Although the bacteria itself is not proven to cause any health risks, the produced gas has a laxative effect that can also cause dehydration. Hydrogen sulfide gas can be poisonous and flammable in high concentrations. When is it released in closed spaces such as a shower, it is possible for the gas to reach a level high enough to cause illness or nausea. In very extreme cases it can have fatal outcomes. (R). Hydrogen sulfide can also discolor copper ware, silverware and brassware, stain laundry fixtures, discolor beverages, and change the taste and appearance of cooked foods.
Removal of hydrogen sulfide
Continuous chlorination and filtration
This form of treatment of hydrogen sulfide is the most common. A chlorine chemical is used to turn the dissolved gas into another form of sulfur that is easily filtered from the drinking water. This treatment can efficiently remove any level of hydrogen sulfide but is mostly used when the concentration of gas exceeds 6.0 mg/L.
These filters can remove up to 2-3mg/L of hydrogen sulfide. It can filter and oxidize the gas at the same time. The filter is made with potassium permanganate to create a coating that oxidizes the gas. The filter unit needs more than the regular amount of backwashing and regeneration as the concentration of hydrogen sulfide increases. For more information on how oxidizing filters works, check out this video. (R) (R).

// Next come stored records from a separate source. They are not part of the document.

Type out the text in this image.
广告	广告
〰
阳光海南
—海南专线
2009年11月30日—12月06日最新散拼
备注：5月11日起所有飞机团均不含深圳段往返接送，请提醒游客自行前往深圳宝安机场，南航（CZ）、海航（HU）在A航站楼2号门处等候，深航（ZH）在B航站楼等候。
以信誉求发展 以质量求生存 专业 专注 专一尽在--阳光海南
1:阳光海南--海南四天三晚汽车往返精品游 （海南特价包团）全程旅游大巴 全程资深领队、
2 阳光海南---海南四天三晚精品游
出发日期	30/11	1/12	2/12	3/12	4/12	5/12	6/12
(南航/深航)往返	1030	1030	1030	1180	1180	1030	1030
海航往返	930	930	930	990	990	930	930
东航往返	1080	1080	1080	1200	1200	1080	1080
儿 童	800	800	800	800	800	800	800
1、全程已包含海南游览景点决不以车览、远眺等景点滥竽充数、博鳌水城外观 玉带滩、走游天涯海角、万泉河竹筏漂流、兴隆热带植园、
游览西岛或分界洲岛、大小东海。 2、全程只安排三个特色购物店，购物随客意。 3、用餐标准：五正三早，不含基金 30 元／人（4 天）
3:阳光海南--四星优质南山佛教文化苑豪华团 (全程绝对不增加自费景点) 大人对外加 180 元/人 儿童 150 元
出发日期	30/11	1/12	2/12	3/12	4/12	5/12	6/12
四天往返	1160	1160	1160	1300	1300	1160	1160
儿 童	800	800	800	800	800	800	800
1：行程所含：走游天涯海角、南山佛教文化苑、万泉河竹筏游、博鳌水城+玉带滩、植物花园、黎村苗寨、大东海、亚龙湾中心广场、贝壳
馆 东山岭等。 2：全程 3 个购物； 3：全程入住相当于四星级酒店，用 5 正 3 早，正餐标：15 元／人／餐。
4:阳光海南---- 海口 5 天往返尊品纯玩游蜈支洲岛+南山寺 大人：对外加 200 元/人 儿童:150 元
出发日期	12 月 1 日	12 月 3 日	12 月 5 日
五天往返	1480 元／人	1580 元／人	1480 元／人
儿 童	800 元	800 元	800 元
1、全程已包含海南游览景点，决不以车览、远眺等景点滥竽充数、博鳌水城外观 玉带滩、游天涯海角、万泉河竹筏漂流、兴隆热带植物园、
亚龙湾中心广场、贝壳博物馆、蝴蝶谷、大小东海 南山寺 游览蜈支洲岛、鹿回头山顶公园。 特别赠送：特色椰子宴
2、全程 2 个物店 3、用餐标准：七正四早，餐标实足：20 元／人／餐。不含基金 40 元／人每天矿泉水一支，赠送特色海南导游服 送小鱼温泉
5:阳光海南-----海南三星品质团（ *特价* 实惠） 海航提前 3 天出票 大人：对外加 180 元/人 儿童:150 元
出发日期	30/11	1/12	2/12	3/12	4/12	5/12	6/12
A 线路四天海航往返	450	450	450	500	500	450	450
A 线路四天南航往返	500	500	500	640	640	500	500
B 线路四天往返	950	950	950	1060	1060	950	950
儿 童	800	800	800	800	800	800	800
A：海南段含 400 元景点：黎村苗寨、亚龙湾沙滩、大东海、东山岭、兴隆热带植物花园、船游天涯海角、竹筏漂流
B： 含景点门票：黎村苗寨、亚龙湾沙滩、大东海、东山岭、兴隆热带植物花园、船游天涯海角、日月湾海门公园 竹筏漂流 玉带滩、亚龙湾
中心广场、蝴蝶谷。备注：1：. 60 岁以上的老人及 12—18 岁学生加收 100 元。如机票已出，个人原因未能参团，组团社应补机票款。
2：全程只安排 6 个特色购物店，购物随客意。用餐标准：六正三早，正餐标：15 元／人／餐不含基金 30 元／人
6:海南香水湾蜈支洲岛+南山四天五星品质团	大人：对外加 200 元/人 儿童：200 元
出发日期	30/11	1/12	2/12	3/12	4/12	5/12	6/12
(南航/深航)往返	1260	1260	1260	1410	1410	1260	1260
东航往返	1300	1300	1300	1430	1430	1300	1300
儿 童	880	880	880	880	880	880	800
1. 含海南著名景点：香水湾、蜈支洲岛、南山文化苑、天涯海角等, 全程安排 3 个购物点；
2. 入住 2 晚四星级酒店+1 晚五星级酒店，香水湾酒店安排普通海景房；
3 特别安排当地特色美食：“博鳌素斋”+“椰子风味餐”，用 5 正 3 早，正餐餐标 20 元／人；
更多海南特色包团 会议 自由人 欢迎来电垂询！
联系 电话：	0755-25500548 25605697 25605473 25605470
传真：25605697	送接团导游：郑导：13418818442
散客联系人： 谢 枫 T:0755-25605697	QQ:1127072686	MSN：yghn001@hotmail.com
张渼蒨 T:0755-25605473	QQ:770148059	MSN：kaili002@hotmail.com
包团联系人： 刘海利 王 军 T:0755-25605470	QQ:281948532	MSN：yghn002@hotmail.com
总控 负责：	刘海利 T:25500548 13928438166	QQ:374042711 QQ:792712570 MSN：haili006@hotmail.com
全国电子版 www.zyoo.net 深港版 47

Activated carbon filtration is efficient when the concentration level of hydrogen sulfide is below 1.0 mg/L. Besides soaking in the hydrogen sulfide gas, the filter also removes various water contaminants.
The aeration method has an advantage because it does not require the adding of chemicals to the water. It removes the gas by injecting air into the water and allowing the gas to escape. Aeration units work by stripping, bubbling, and cascading the hydrogen sulfide from the water. This method is usually used when the concentration level does not exceed 2 mg/L, as it cannot remove all the odor at higher concentration levels. (R).
The "Rotten Egg" smell in water often occurs due to harmless bacteria producing hydrogen sulfide that is living in the water system. To get rid of ths]is smell check out his article Best Countertop Water Filter Comparison – Review the Top Rated Purifiers.The bacteria itself does not indicate any health risks, but the odd taste and smell of the water is disturbing and should not be ignored. Fortunately, the presence of the gas can be detected at low concentration levels. The type of treatment mostly depends on the concentration level. The gas can be eliminated by the continuous chlorination and filtration methods, oxidizing filters, carbon filtration, and aeration.